このように、天というのは、先のフランスの指摘にもあるように、単なる「場所」ではありません。ただ、一般的に、主の祈りにおいて、「天にまします…」と祈る際、いわゆる「天」に神様がいるものとして、そのイメージで祈っているという現状があるのではないかと思います。もちろん、それが否定されるわけではありませんが、より厳密に『マタイ』の神学を汲み取るなら、それは単なる場所的なことではなくて、神の権威という意味合いでの「天」に、より焦点が当てられて然るべきであるように思われます。

実際、ルカ版の主の祈りでは、単に「父よ」という呼びかけから始まっていますので、「主の祈り」には必ずしも「天にいます」がなければならないものということではないと言えます。これは極端に思われるかもしれませんが、あくまでマタイ版で「天にいます」が付加されているだけであって、それが絶対ではないという、それだけのことです。その上で、マタイ版の主の祈りを祈るということであれば、本来の意味にも目を向けることで、より深く主の祈りを味わうことができるようになるのではないでしょうか。

このような神の権威を意味する「天」というフレーズは、とりわけ、ユダヤ人にとってはどのように響いたでしょうか。当然、ユダヤ教においても、主なる神の権威は認められていましたし、また神が「父」であるという認識もあったと指摘されています。この点については、このように指摘されています。

Calling God “Father” (Abba) is not unique to Jesus,* and neither is it a revelation of a religious profundity that Judaism had not yet comprehended (what can be more intimate than Hosea 1–2 or 11:1–4?).

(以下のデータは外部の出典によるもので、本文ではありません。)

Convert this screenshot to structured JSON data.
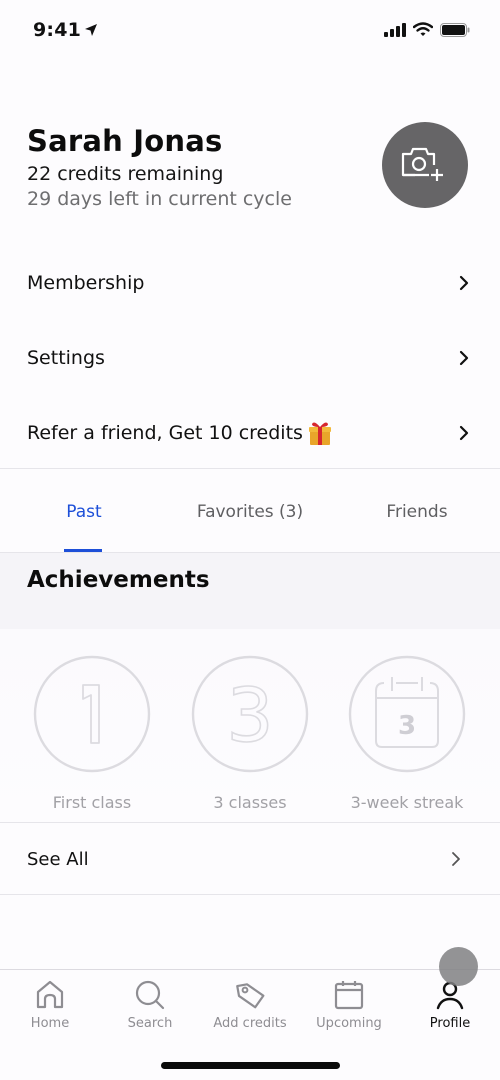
{
  "status_bar": {
    "time": "9:41",
    "icons": [
      "location-arrow-icon",
      "cellular-signal-icon",
      "wifi-icon",
      "battery-icon"
    ]
  },
  "profile": {
    "name": "Sarah Jonas",
    "credits_text": "22 credits remaining",
    "cycle_text": "29 days left in current cycle",
    "avatar_icon": "camera-add-icon",
    "avatar_bg": "#666567"
  },
  "menu": {
    "items": [
      {
        "label": "Membership",
        "icon": "chevron-right-icon"
      },
      {
        "label": "Settings",
        "icon": "chevron-right-icon"
      },
      {
        "label": "Refer a friend, Get 10 credits",
        "emoji": "🎁",
        "icon": "chevron-right-icon"
      }
    ]
  },
  "tabs": {
    "items": [
      {
        "label": "Past",
        "active": true
      },
      {
        "label": "Favorites (3)",
        "active": false
      },
      {
        "label": "Friends",
        "active": false
      }
    ],
    "accent_color": "#1d4fd8"
  },
  "achievements": {
    "title": "Achievements",
    "badges": [
      {
        "label": "First class",
        "icon": "number-1-badge-icon",
        "glyph": "1"
      },
      {
        "label": "3 classes",
        "icon": "number-3-badge-icon",
        "glyph": "3"
      },
      {
        "label": "3-week streak",
        "icon": "calendar-3-badge-icon",
        "glyph": "3"
      }
    ],
    "see_all_label": "See All"
  },
  "tab_bar": {
    "items": [
      {
        "label": "Home",
        "icon": "home-icon",
        "active": false
      },
      {
        "label": "Search",
        "icon": "search-icon",
        "active": false
      },
      {
        "label": "Add credits",
        "icon": "tag-icon",
        "active": false
      },
      {
        "label": "Upcoming",
        "icon": "calendar-icon",
        "active": false
      },
      {
        "label": "Profile",
        "icon": "profile-icon",
        "active": true
      }
    ]
  }
}
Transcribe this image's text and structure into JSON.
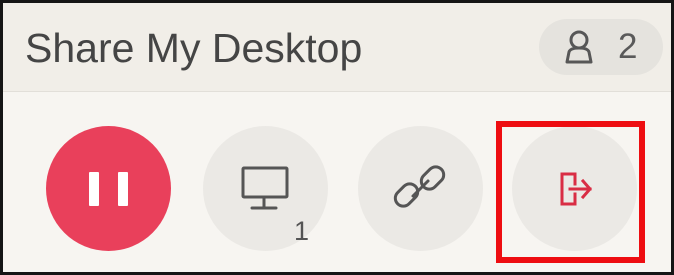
{
  "window": {
    "title": "Share My Desktop"
  },
  "participants": {
    "icon": "person-icon",
    "count": "2"
  },
  "controls": [
    {
      "name": "pause-share",
      "icon": "pause-icon",
      "color": "#e9405b"
    },
    {
      "name": "select-screen",
      "icon": "monitor-icon",
      "badge": "1"
    },
    {
      "name": "copy-link",
      "icon": "link-icon"
    },
    {
      "name": "leave-share",
      "icon": "exit-icon",
      "color": "#d92d44",
      "highlighted": true
    }
  ],
  "colors": {
    "header_background": "#f1eee8",
    "body_background": "#f7f5f1",
    "button_background": "#ebe9e5",
    "highlight": "#ee0d11"
  }
}
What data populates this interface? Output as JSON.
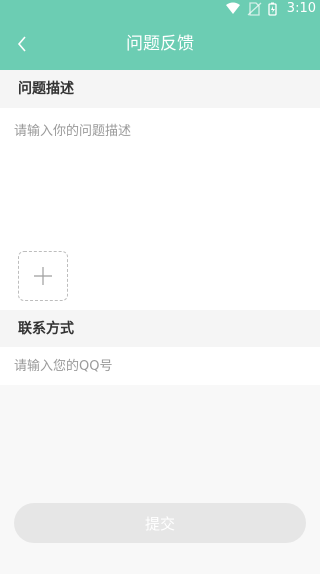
{
  "status_bar": {
    "time": "3:10",
    "icons": [
      "wifi-icon",
      "no-sim-icon",
      "battery-charging-icon"
    ]
  },
  "header": {
    "title": "问题反馈",
    "back_icon": "chevron-left-icon",
    "background": "#6ccdb3"
  },
  "description": {
    "label": "问题描述",
    "placeholder": "请输入你的问题描述",
    "value": "",
    "add_image_icon": "plus-icon"
  },
  "contact": {
    "label": "联系方式",
    "placeholder": "请输入您的QQ号",
    "value": ""
  },
  "submit": {
    "label": "提交",
    "background": "#e6e6e6"
  }
}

* Thus, see Old Testament texts like Pss 68:5; 103:13–14; Isa 63:15–16; Jer 31:9, 20, the famous avinu malkeinu (“Our Father, our King”) lines in classic Jewish prayers, like Ahabah Rabah and The Litany for the New Year, and texts like 4Q372 fragment 1:16.

Scot McKnight, Sermon on the Mount, ed. Tremper Longman III and Scot McKnight, The Story of God Bible Commentary (Grand Rapids, MI: Zondervan, 2013), 175.

しかしながら、問題は、『マタイ』の読者たち(主にはユダヤ人たち)が、天におられる主なる神からの権威がイエスに与えられていることを認めていなかったということにあります。そのことを踏まえるならば、『マタイ』において、「天」が繰り返し使われていてることの意図が僅かに見えてくるように思います。つまり、『マタイ』では一貫して、天におられる主なる神の権威が念頭に置かれていますが、それが最終的にはイエスご自身に帰されるということです(マタイ28:18)。

ここまでみてきましたように、主の祈りにおける「天にまします」というのは、いわゆる場所ではなく、神の権威を表すものであるということが念頭に置かれているということが言えます。恐れおおく、近づき難い主なる神を「父」と呼びかけることができる祈りが、イエスが教えてくださった「主の祈り」であると考えると、その祈りの奥深さをより味わえるように思います。